Table of Contents

Monday, August 03, 2009

Understanding Surplus Value

Play's to firstJoey Votto is not only the Reds' best player, but also one of their cheapest players. Image by phillenium1979 via Flickr

In the Rolen trade analysis, I spent much of my time evaluating "surplus value" in my assessments of the players involved. This is not the first time I've posted about this, though perhaps it's the highest profile case of this sort. It is, however, becoming a more mainstream approach to analyzing trades (see, for example, Sky's Trade Value Calculator). I thought I'd take a stab at explaining this concept, and how it has been extended to prospect valuation.

The core of it is understanding the connection between player value and payroll.

The major league minimum this year is $400k. You need 25 guys on your team (assuming no injuries, etc...), which means the minimum possible payroll in MLB right now is $10 million ($400k * 25). How well would such a team perform? Well, if you use that $10 million exclusively on free agents, you're not going to get very good players--mostly guys who can't get a job anywhere else, minor league free agents, etc. Those guys are essentially the definition of replacement players, and we generally assume a team full of replacement players will play around 0.350 ball, which amounts to 57 wins per season (you'll see other figures around the 'net--which one you choose doesn't change what I'm about to do qualitatively).

On the other side of the coin are the New York Yankees, who began this season with a $201 million payroll. From other work, we know that each win above replacement cost roughly $4.5 million in last offseason's free agent market. Therefore, if the extra $191 million they're spending above the minimum was invested in free agent salaries, they could reasonably expect to win $191/$4.5 = 42 extra wins above the minimum 57, or 97 wins (for what it's worth, the Yankees are on pace for 99 wins). :)

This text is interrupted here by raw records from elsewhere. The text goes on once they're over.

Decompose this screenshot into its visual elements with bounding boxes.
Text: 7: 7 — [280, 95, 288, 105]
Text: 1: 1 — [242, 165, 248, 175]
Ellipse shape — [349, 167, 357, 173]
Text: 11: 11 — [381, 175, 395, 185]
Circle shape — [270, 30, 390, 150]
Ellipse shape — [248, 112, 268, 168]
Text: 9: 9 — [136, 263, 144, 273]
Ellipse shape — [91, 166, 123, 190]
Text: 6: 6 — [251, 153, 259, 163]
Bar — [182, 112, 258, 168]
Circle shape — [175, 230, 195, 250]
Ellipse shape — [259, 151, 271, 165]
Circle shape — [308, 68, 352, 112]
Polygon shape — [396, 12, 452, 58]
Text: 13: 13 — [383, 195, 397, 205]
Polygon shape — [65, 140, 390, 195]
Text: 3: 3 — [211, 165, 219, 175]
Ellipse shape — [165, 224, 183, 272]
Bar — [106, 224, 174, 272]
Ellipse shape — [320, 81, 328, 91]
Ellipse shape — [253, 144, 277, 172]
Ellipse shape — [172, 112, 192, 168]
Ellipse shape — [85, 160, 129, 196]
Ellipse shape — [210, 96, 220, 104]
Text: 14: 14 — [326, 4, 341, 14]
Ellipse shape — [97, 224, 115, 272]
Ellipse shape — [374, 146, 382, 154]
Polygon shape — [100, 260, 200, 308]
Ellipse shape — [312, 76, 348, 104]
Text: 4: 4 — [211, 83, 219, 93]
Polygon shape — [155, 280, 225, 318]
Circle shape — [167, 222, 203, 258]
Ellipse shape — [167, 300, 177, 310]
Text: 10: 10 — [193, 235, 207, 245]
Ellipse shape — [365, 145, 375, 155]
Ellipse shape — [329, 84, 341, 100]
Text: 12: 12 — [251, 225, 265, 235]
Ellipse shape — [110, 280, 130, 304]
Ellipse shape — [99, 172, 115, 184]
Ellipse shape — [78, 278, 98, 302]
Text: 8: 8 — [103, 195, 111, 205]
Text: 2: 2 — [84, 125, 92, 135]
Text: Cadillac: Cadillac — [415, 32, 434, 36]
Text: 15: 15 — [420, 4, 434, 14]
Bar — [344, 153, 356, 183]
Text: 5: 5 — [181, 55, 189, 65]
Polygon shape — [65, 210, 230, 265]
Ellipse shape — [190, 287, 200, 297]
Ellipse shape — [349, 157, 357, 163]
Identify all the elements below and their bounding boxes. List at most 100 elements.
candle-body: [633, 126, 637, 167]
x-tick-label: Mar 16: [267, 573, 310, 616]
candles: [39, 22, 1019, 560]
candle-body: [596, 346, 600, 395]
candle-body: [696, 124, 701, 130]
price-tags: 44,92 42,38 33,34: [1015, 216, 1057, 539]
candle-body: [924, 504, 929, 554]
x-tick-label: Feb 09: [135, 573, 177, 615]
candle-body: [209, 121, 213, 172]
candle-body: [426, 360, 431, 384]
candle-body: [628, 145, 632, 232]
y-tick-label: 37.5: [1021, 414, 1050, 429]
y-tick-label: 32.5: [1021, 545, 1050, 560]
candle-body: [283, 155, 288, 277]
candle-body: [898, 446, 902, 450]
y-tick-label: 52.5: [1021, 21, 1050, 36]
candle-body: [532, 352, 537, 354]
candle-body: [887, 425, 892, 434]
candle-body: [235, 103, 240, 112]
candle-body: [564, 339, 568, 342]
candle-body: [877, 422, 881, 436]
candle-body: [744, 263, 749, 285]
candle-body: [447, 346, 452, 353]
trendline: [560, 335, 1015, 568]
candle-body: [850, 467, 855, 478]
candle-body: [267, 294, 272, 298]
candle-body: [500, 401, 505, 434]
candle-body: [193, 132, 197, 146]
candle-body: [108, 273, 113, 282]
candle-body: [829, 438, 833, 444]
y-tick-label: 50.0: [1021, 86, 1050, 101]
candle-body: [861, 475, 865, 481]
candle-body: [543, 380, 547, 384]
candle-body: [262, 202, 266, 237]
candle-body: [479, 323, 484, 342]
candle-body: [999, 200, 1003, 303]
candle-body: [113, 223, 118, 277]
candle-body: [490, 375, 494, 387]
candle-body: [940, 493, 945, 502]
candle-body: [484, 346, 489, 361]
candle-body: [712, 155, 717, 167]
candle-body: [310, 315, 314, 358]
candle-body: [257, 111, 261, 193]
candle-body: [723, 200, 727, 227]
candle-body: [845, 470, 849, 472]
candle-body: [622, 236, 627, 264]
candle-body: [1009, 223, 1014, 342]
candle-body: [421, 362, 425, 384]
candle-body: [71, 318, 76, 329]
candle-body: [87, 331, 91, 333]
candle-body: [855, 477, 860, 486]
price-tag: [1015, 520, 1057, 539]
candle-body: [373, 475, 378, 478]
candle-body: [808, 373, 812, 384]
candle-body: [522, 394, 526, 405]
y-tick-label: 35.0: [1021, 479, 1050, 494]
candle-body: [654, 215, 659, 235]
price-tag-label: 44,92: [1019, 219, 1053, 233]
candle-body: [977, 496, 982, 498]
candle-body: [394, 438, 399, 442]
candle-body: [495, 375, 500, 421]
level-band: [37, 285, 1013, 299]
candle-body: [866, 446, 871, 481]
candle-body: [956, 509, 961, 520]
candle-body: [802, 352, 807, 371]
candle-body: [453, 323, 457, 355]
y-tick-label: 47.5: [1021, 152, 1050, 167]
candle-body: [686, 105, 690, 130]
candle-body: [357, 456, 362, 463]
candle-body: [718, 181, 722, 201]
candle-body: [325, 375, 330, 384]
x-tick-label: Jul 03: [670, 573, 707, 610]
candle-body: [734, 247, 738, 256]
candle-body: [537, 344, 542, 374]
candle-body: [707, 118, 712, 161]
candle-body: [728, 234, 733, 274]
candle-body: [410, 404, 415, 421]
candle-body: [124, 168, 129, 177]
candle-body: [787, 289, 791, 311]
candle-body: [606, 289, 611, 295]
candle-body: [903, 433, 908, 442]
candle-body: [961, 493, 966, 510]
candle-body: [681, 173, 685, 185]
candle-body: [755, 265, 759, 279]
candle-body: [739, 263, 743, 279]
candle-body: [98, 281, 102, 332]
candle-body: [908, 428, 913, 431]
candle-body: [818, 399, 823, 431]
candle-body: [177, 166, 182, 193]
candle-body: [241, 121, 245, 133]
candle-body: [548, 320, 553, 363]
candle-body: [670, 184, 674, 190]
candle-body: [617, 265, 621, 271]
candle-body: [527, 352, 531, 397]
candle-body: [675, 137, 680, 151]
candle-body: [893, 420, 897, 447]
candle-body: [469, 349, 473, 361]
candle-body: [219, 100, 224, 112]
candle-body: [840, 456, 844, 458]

But take the Tampa Bay Rays. They began the year with a $63 million payroll. That's just $53 million over the minimum payroll. If you invested that extra money in free agents, and filled in the rest with replacement players, you'd expect they'd win another $53/$4.5 = 12 extra wins. That would equal 69 total wins. But they're on pace for 91 wins. How?

The answer, of course, is that their team is not made up of free agents. It is made up of a lot of quality, young players making far less than they would had they signed as free agents. For the first three seasons of a player's career in the major leagues, they make at or close to the league minimum. For the next three seasons after that, they are eligible for arbitration and get raises, but for a variety of reasons still get paid well below what they would as a free agent. As a result, for the first six years of a player's career, they will make less than a free agent regardless of their performance on the field.

Most teams operate under a fairly set budget. The median opening day payroll was about $81 million this year. So if a team has that budget, and spend it all on free agents, you'd expect them to win around 57+16 = 73 games. In order to win more games, teams have to have players who produce value above their salaries. For example, this year, Joey Votto has produced ~2.5 wins above replacement (worth $11.3 million on free agent market), but is making just over league minimum. If you fill your team with those kinds of players instead of replacement players, and still spend $71 million on free agents, you'll obviously win a lot more games.

That's what we're talking about when we talk about surplus value. It's the extra value a player provides above what their salary would bring on the free agent market. The keys to winning, at the club level, is 1) to spend money for good players, and 2) to get players who produce value above what their salary would predict. Most teams can't get by on #1 alone, and the easiest way to do #2 is to get young players making "slave" wages.

This is also what makes prospects valuable commodities. Prospects generally have no or minimal MLB playing time, which means that their "owners" get them for six full seasons when they will make below free-agent market rates. So, the short of it is that if you figure out how much surplus value a typical prospect type provides their team during the first six years (including assessments of how often they provide any value to their team at all--many, of course do not), that gives you a good indication of how much value to assign prospects of that type.

In Zach Stewart's case, I pegged him (as many others do) as a class-B pitching prospect. Pitchers of this sort tend to provide the equivalent of $7.3 million in surplus value over their first six seasons. Another way to think of that is that it's a total of ~1.6 wins above replacement over their first six years (only 0.3 WAR/season). Not particularly inspiring, maybe, but it reflects the fact that many class-B pitching prospects do not pan out for one reason or another. But some do, some provide a little value, and some provide a ton of value. The $7.3 million total is the typical amount of surplus value you can hope to get from such a pitcher.

Anyway, this became rather long. But if anyone made it this far, I hope it helped clarify the underpinnings of this kind of trade analysis.